Physical fitness is a basic requirement for achieving goals in the world of sport – but mental strength is also essential.
It is a lonely experience being a sports person suffering from common psychological problems. It can affect an individual by destroying their self-esteem and self-confidence, leaving them with no place to turn. Where can an athlete go when playing sport is not the answer?
It is still unusual to admit to psychological distress in any sport.
As performance and mental resilience have always been intrinsically linked, mental deficiencies are never revealed. Competition is founded upon the survival of the fittest and therefore to reveal a destabilised mind is to gift the opponent with a perceived advantage.
Sport and exercise are proven solutions to many deteriorating states of mind. Yet talking about mental health as sports people is equally as important.
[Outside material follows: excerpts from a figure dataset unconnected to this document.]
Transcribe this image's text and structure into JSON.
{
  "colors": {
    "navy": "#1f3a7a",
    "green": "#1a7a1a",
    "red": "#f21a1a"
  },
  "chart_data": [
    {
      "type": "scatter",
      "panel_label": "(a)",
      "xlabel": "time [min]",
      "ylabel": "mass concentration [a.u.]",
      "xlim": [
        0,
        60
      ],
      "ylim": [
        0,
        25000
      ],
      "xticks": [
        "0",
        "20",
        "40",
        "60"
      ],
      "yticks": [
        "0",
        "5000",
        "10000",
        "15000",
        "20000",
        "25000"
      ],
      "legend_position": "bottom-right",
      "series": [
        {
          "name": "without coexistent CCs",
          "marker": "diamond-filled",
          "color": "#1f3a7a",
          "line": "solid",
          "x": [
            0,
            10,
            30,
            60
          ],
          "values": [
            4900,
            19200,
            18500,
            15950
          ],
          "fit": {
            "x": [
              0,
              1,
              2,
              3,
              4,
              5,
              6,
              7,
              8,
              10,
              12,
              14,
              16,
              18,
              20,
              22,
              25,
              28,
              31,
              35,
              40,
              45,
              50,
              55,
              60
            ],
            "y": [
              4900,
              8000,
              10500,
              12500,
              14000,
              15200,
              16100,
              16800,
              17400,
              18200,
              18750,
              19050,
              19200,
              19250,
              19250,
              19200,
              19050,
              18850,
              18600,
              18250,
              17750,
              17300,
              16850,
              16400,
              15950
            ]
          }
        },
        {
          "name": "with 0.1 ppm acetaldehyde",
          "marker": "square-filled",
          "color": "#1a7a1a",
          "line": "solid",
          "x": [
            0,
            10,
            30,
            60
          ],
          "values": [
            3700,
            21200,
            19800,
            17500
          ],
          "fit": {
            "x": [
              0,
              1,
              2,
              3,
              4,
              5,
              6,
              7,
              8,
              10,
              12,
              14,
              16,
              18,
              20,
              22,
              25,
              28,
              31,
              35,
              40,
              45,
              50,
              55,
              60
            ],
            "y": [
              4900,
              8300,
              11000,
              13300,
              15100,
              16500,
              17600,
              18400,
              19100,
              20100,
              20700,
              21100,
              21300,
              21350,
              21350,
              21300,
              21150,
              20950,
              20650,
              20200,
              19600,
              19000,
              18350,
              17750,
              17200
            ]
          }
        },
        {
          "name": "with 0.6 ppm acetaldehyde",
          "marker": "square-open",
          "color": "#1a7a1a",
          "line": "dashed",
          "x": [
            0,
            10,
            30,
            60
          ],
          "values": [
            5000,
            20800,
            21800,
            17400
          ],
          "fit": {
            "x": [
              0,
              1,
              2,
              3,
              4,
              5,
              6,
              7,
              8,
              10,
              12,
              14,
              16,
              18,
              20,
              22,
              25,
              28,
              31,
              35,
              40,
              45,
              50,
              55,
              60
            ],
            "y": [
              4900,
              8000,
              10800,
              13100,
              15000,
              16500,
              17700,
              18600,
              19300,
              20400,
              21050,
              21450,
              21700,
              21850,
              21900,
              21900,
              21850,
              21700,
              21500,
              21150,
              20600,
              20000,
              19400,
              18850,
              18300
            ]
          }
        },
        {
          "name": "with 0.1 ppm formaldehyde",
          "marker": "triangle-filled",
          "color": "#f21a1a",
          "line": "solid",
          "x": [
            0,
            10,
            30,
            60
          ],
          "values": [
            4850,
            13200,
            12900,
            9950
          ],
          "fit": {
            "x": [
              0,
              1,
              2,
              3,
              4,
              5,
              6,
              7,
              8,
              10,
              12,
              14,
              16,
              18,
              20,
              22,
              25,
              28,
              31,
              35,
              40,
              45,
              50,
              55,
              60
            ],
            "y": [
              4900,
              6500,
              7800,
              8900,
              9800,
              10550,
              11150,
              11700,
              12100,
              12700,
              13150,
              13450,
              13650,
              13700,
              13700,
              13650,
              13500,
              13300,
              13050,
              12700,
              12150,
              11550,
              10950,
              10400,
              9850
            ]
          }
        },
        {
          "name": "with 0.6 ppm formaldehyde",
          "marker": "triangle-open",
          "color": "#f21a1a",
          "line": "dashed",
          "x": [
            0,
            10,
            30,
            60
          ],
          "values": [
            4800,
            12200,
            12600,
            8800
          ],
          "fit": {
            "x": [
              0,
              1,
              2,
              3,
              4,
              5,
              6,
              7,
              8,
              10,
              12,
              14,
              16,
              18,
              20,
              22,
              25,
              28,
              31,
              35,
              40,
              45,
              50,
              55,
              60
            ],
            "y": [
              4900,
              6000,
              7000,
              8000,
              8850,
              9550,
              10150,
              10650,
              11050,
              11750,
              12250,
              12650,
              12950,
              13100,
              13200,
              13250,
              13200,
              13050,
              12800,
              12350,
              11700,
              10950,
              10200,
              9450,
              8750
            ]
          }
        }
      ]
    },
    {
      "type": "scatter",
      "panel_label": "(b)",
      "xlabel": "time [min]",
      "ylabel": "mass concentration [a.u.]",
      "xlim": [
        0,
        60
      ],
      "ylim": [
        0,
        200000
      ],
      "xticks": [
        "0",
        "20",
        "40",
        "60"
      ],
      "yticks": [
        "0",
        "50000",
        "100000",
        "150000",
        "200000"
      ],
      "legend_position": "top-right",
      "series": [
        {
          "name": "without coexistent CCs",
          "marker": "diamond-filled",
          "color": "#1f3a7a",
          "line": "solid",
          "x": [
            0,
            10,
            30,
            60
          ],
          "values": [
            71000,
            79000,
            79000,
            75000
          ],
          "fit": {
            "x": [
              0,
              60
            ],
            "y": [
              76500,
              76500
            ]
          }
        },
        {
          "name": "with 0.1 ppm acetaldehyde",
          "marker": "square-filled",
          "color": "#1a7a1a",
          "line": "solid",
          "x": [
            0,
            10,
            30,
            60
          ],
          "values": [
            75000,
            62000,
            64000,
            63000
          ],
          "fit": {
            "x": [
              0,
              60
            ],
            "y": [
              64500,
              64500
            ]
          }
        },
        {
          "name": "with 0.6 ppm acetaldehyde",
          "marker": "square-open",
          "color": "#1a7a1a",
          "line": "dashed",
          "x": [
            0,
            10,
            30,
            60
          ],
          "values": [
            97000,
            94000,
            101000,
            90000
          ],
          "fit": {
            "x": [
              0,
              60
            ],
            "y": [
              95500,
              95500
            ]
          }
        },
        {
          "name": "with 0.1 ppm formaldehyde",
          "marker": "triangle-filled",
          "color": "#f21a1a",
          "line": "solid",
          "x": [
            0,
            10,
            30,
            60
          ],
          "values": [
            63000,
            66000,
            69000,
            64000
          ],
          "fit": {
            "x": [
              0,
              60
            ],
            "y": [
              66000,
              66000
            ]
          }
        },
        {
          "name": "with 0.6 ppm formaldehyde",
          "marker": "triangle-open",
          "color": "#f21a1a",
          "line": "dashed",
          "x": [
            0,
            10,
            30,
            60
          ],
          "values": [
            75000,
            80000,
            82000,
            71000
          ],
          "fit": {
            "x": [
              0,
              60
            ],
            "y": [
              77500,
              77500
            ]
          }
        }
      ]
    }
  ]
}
We have been blessed in the 21st century with courageous individuals speaking openly about their difficulties without fear of judgement. Indeed some of the most prominent exponents of mental health awareness have been sports people.
Public personalities such as Conor Cusack, David Gillick, Maurice Shanahan and Jack McGrath, to name but a few, have all revealed their inner torment with mental health.
At amateur club level, supports for such initiatives may be quite thin on the ground. Therefore, it is imperative that local, everyday sports people can show some leadership as much off the field as on it.
Often it can be difficult to encapsulate verbally how one feels internally for others to interpret. A unique medium of expression can often unlock a lot of that trepidation and emotion.
Shane Kenny from Kerry and Eoin O’Mahony from Galway are two such examples of young GAA men being proactive.
As escorts from the 2015 Rose of Tralee Festival, they began, along with the support of their fellow Roses and Escorts, a mental health awareness and fundraising campaign for Pieta House. It is called “Unmask For Pieta”.
Each participant is required to create a unique piece of physical art work to try and aid their personal explanation of their fears, anxieties or experiences of depression. This is created in the form of a mask, which by bravely revealing itself, prises open the gateways for mental health to be discussed and normalised.
Shane plays club football with Churchill in Kerry. He suffered a bereavement in his family with rocked his core values – one of them being GAA.
“I was so passionate playing for my club. Football generally makes up a lot of the subconscious thinking in Kerry people.
“It was the cornerstone of my mood. If we won, I was elated. If we lost and I had a bad game, I beat myself up and it rocked my self-esteem. I’d pressurise myself into performing better but when you don’t get the breaks a lot of self-doubt crept in to all aspects of life.”
He continued: “Then my mother died when I was 19 and football became irrelevant. I lost interest in my passions and I seriously contemplated giving up, wondering why GAA should matter anymore. That void or feeling of emptiness due to depression inside you is crippling.
“You are depending on managers and team-mates to believe in you when you can’t believe in yourself. You are demanding performances yet you can’t find the motivation or fight. It’s a helpless environment when you have nobody to confide in. I trusted lads in the dressing room but not enough to speak openly about how I felt at the time.”
He went on: “I got counselling eventually and it made a massive difference. I am back playing now and enjoying a sport which gives me the chance to express myself and let off some steam.
“It’s a mundane story but entirely relatable to the majority of amateur sports people like me. Talking is crucial. I used the Unmask campaign as a medium to introduce my story to others.”
O’Mahony was a former Galway minor footballer from Salthill/Knocknacarra who won an All-Ireland in 2007. Although a man of ever solid convictions and self-belief, he knows about the anxieties, frustrations and stresses induced by high level competition on his personal life.
Missing out on an opportunity to play in the final was one of those.
“While I was absolutely delighted to win, it really nagged at me for years after and affected my confidence going forward. It took me a while to get over it. Anybody that plays sport knows it’s not the same unless you’re on the pitch playing. It remained a big regret.”
He eventually found solace in some universal advice:
“A few years after, we were preparing for a final with my club and they got a guy in who had worked psychologically with the Irish boxers at the Olympics. He said something that I took forward more so in life than in sport – ‘Control the Controllables’.
“Basically don’t worry about things you can’t control. This is the way I live my life and think others should too. As I was at a good senior club, I wasn’t always guaranteed my place, which I spent a lot of time worrying/ getting anxious wondering would I be picked in my teens and early 20s. I couldn’t control what management did though.
“In life, you can’t get people to like you. You just have to be yourself and the rest will follow. You can only control how you act or behave.”
We all know someone who could do with “Unmasking” in life, whether they be sporting enthusiasts or not. It’s time that we show solidarity with these individuals and be the difference that we want to see in society.
A public display of masks shall take place from 17th – 23rd August at the Rose Hotel Tralee during the Rose of Tralee festival.